6. What is the role of DNA methylation in regulation of transcription initiation? Methylation of cytosine in CpG doublets prevents transcription. Methylation affects chromatin structure. Extensive methylation near (or in) a gene sequence generally prevents (or stops) transcription of that gene. Remember there are no methyl groups on the new DNA strand formed during replication, however the parent strand is methylatied.

7. Describe how TFs from nuclear receptors superfamily regulate transcription (one example is enough; remember: nuclear receptor could be in cytoplasm, bound to chaperone protein, or in nucleus, already bound to DNA). Transcription of many transcription factors is under regulation of extracellular signals such as hormones.

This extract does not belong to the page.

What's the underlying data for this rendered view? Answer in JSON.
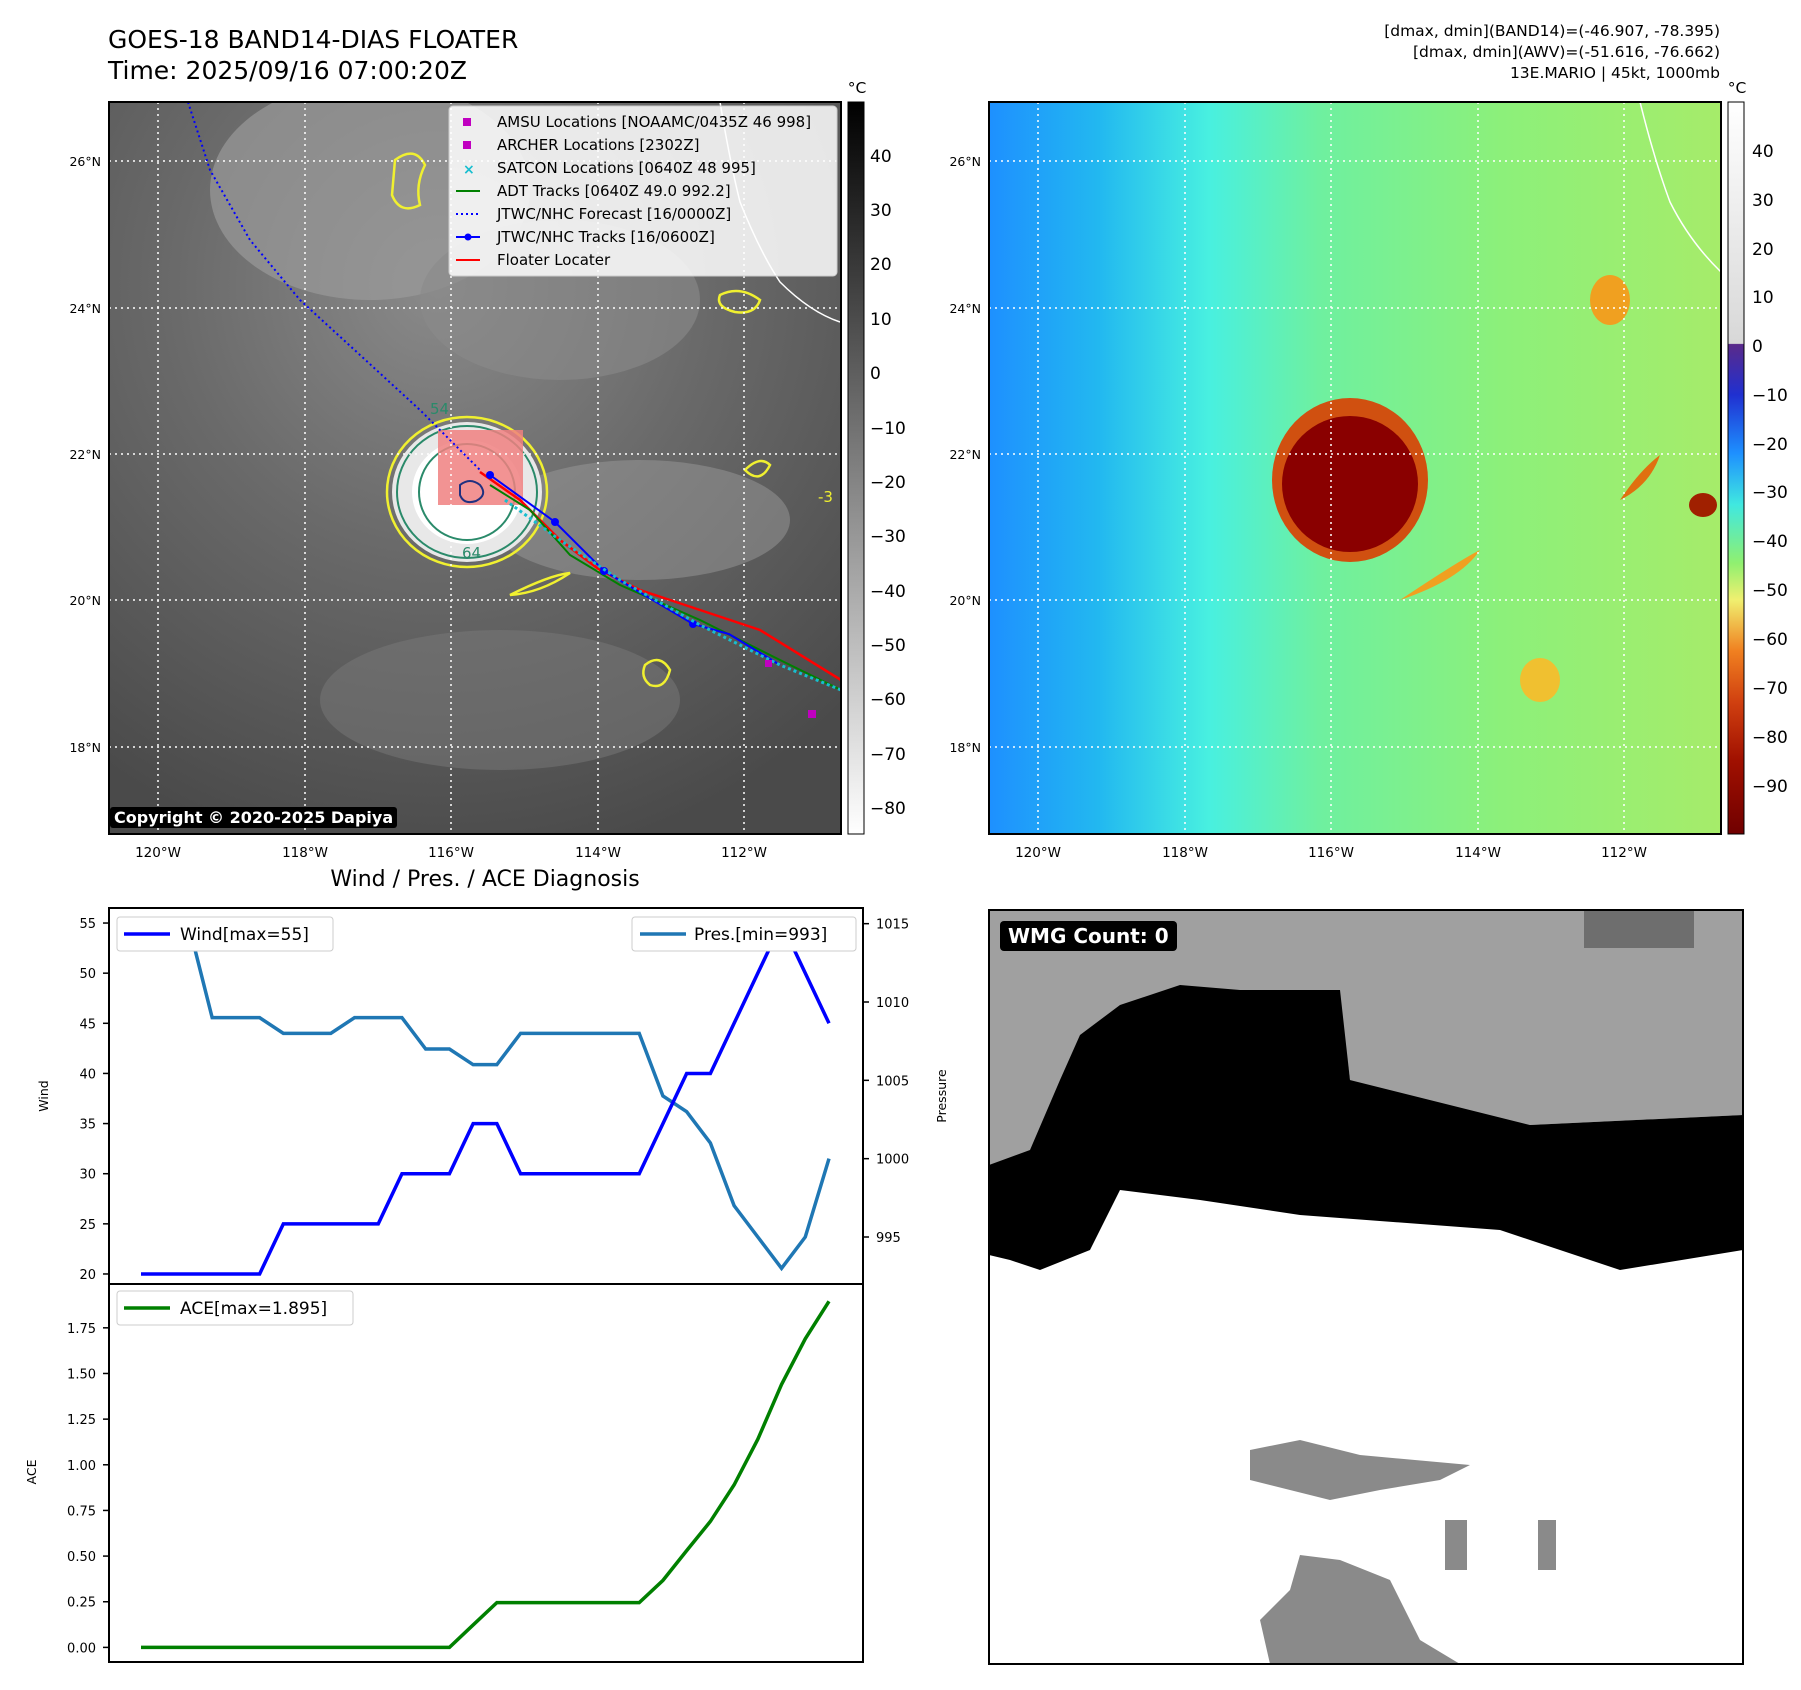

8. What is (are) the role(s) of transcription factors during development? During development genes are turned on and off (methylation) depending if needed.

9. Describe the role of TBP during transcription (think about promoters for all three eukaryotic RNAPs and TATA-less RNAPII promoters – how do RNAPs bind to them; also, think about coordination of activities of all three polymerases). TBP is a component of the positioning factor for any of the transcribing RNAPs, meaning it allows each types of polymerase to bind to its promoter. It is involved in coordination of activities of all three polymerases through binding to other polymerase-specific factors. Found within SL1 comples (RNAP I), TFII (RNAP II), TFIIIB (RNAP III), and in TATA-less II promoters.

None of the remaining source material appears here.